Notre Dame Fire

Revered Notre Dame Cathedral in Paris burns down

In a shocking tragedy for Parisians, one of the most famous (and oldest) structures in Europe crumbled to the ground Monday after a fire started in the revered Notre Dame Cathedral.

As of Thursday morning, questions remain as to whether the fire might have been caused by an electrical problem.

A second possibility is that a worker dropped a cigarette. Both of these theoretical causes fall under long-established OSHA and NFPA general workplace safety guidelines—while the former‘s violations primarily pertain to the dangers of co-worker exposure to secondhand smoke, both organizations have long tried to work to uphold standards of electrical safety and workplace smoking risks. In France, OSHA’s European body educates alongside the Ministry of Labour, which draws up and implements French occupational health and safety policy and manages cooperation with the social partners in the COCT (Steering Committee on Working Conditions), as well as the International Labour Organization, which also actively equips workplaces and maintenance undertakings with safety guidelines.

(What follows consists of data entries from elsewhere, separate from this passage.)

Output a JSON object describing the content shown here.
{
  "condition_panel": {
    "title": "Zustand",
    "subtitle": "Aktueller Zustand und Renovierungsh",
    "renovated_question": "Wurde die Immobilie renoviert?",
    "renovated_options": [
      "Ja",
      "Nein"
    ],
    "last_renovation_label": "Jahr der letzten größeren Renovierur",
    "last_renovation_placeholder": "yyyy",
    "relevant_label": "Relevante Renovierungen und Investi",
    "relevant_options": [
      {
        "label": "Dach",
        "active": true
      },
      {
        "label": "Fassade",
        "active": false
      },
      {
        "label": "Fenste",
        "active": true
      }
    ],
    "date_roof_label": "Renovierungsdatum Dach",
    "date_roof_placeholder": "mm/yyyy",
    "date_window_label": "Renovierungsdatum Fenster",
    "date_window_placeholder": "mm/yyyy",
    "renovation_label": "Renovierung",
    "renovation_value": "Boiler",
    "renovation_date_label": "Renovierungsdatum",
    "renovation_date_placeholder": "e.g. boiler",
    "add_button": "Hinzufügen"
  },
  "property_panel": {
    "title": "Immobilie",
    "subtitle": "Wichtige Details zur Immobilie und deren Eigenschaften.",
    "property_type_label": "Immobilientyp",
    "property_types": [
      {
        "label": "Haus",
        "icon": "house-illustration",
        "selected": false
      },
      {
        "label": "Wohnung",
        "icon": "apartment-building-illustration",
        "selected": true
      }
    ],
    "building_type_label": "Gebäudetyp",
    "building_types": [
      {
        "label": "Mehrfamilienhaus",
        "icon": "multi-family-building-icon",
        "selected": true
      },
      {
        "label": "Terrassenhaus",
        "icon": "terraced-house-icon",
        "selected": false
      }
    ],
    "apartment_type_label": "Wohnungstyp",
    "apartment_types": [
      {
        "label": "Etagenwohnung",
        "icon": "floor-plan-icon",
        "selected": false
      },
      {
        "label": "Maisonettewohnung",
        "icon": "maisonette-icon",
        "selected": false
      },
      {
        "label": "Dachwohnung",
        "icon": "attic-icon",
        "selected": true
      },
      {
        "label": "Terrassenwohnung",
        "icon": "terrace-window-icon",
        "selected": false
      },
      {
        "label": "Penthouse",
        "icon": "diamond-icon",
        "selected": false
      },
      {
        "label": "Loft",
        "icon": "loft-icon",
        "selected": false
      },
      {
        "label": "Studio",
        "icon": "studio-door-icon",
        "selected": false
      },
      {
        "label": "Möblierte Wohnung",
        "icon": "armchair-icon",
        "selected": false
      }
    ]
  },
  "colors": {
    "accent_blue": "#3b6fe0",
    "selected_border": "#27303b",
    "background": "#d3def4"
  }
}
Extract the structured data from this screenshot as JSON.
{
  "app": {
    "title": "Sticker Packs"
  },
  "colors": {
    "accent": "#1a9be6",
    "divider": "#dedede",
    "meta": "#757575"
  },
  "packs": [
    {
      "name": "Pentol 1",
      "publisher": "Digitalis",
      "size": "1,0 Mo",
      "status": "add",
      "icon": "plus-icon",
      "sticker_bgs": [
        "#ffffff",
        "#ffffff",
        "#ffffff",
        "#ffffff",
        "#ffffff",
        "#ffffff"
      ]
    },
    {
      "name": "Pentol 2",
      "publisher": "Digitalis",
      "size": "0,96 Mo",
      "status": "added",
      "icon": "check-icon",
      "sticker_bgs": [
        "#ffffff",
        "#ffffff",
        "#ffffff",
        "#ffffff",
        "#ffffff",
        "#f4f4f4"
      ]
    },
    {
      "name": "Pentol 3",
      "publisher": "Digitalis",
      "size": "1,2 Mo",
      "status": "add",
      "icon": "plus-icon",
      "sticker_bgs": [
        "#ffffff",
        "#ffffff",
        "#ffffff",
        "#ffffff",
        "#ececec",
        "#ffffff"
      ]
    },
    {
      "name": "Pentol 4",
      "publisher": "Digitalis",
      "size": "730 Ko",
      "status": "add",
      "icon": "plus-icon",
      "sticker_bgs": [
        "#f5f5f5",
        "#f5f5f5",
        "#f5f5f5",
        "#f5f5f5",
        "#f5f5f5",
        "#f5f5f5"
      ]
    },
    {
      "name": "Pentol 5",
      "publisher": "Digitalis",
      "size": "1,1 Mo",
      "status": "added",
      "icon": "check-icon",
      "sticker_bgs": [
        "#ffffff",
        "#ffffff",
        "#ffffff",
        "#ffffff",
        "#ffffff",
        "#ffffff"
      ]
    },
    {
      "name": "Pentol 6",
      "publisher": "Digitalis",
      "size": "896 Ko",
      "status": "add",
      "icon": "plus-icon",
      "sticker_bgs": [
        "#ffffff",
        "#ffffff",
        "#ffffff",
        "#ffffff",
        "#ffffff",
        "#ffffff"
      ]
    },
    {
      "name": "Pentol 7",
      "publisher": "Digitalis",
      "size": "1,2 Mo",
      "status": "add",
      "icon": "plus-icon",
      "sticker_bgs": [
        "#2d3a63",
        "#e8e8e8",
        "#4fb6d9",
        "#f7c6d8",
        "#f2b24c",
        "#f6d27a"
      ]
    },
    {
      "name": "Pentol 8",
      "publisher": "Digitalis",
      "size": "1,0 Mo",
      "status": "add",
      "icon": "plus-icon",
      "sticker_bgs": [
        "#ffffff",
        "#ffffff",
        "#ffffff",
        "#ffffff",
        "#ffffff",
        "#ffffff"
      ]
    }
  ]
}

While the exact cause of the fire remains to be seen, it was announced within 24 hours that there are definite plans to rebuild, which obviously will include electrical components. As of Thursday morning, at least $600 million Euros in funding had been reportedly raised by various French billionaires and associations.

The fire may potentially involve renovation work that was being carried out at the cathedral, Paris’ fire service said. Extensive scaffolding covered a portion of the roof as part of the $6.8 million project before the fire broke out.